I checked my patch, but I could not find any cases where I had added setting OPTION_BEGIN, except in connection with OPTION_GTID_BEGIN. OPTION_GTID_BEGIN is only set when we *know* that there will be a COMMIT event following in the log.
I also try to verfiy this by running a test that does this on the master:
"create table t2 (a int) engine=myisam"
I added a breakpoint for the slave in "mysql_create_table"
Neiter when the function was entered or exited was the OPTION_BEGIN flag set.
Can you give me an example of where things goes wrong, preferably with an extract from the binary log that shows what is actually logged.
For example, here is how a normal create table is logged. (From suite/rpl/r/create_or_replace_row.result)
slave-bin.000001 # Gtid # # GTID #-#-# slave-bin.000001 # Query # # use `test`; create table t2 (a int) engine=myisam slave-bin.000001 # Gtid # # BEGIN GTID #-#-#
The GTID above should not set OPTON_BEGIN or OPTION_GTID_BEGIN on the slave.
However a CREATE ... SELECT will look like:
master-bin.000001 # Gtid # # BEGIN GTID #-#-# master-bin.000001 # Query # # use `test`; CREATE TABLE `t1` ( `f1` int(1) NOT NULL DEFAULT '0' ) master-bin.000001 # Table_map # # table_id: # (tes t.t1) master-bin.000001 # Write_rows_v1 # # table_id: # flag s: STMT_END_F master-bin.000001 # Query # # COMMIT
The above will set the OPTION_BEGIN and OPTION_GTID_BEGIN for the CREATE STATEMENT and this will be reset by the COMMIT (that is guaranteed to follow).
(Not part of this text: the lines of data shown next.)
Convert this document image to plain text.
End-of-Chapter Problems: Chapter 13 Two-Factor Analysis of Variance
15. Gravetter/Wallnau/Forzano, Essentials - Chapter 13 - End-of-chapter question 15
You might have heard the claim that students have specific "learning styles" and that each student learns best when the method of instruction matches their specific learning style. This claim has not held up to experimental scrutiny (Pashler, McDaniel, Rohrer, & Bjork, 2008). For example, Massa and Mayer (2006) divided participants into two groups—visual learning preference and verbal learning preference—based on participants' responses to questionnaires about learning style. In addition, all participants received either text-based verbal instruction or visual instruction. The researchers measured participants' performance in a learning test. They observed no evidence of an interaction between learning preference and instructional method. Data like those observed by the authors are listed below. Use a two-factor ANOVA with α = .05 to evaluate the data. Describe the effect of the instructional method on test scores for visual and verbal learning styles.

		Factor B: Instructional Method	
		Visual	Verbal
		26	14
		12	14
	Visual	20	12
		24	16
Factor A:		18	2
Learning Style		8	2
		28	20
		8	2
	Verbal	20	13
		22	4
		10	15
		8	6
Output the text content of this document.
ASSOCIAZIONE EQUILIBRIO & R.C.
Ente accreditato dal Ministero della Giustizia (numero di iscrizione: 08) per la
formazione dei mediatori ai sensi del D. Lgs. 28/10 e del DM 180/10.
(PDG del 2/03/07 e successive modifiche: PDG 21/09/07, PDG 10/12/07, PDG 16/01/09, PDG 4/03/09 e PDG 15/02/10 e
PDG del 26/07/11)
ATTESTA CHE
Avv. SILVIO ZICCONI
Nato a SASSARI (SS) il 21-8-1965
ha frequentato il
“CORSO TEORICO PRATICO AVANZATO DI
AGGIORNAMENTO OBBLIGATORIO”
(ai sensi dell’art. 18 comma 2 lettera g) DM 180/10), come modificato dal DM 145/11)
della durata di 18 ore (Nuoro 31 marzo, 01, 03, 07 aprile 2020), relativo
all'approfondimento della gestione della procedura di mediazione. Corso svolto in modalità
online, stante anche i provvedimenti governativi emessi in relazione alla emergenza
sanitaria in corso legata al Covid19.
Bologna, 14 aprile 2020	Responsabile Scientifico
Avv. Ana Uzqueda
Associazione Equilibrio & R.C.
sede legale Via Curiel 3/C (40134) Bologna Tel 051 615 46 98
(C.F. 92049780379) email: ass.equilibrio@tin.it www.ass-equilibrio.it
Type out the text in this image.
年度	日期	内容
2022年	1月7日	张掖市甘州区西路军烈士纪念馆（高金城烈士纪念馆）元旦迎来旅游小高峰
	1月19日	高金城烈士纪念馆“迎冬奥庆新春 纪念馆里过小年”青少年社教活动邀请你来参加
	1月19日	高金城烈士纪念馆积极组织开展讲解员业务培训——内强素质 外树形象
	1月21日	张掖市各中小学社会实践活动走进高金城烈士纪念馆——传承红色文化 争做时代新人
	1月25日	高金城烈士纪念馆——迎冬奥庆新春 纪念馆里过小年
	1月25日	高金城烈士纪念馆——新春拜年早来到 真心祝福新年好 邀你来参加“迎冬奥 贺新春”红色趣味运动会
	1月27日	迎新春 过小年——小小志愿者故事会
Pavel> But that also means that this Pavel> state cannot be distinguished from the case when slave received BEGIN Pavel> event, but didn't receive COMMIT event, i.e. either binlog on master Pavel> is corrupted or slave somehow skipped some events.
- Corrupted binary logs should not be a concern. In this case the binary log can contain anything, including wrong DROP DATABASE commands that could do anything. - If the master fails, the slave will notice this because it finds a 'binlog start event', which will reset the BEGIN bits. - In other words, there will always be a COMMIT event (either explicit or implicite, like with a binlog start event) - The slave can only skip events with slave_skip_counter, but in this case it will not be in BEGIN mode. During slave_skip_counter COMMIT events will be noticed and the bit will be reset.
How can the binlog be corrupted? How do you expect the master to handle corruption? Why is CREATE TABLE a special case you are concerned about, compared to other things like DELETE FROM TABLE in row based replication? (DELETE FROM expect a BEGIN, table_id, many delete-row-events, COMMIT).
Pavel> Would MariaDB consider this as a serious problem?
Please show me a test case first so that I can understand the problem.
Regards, Monty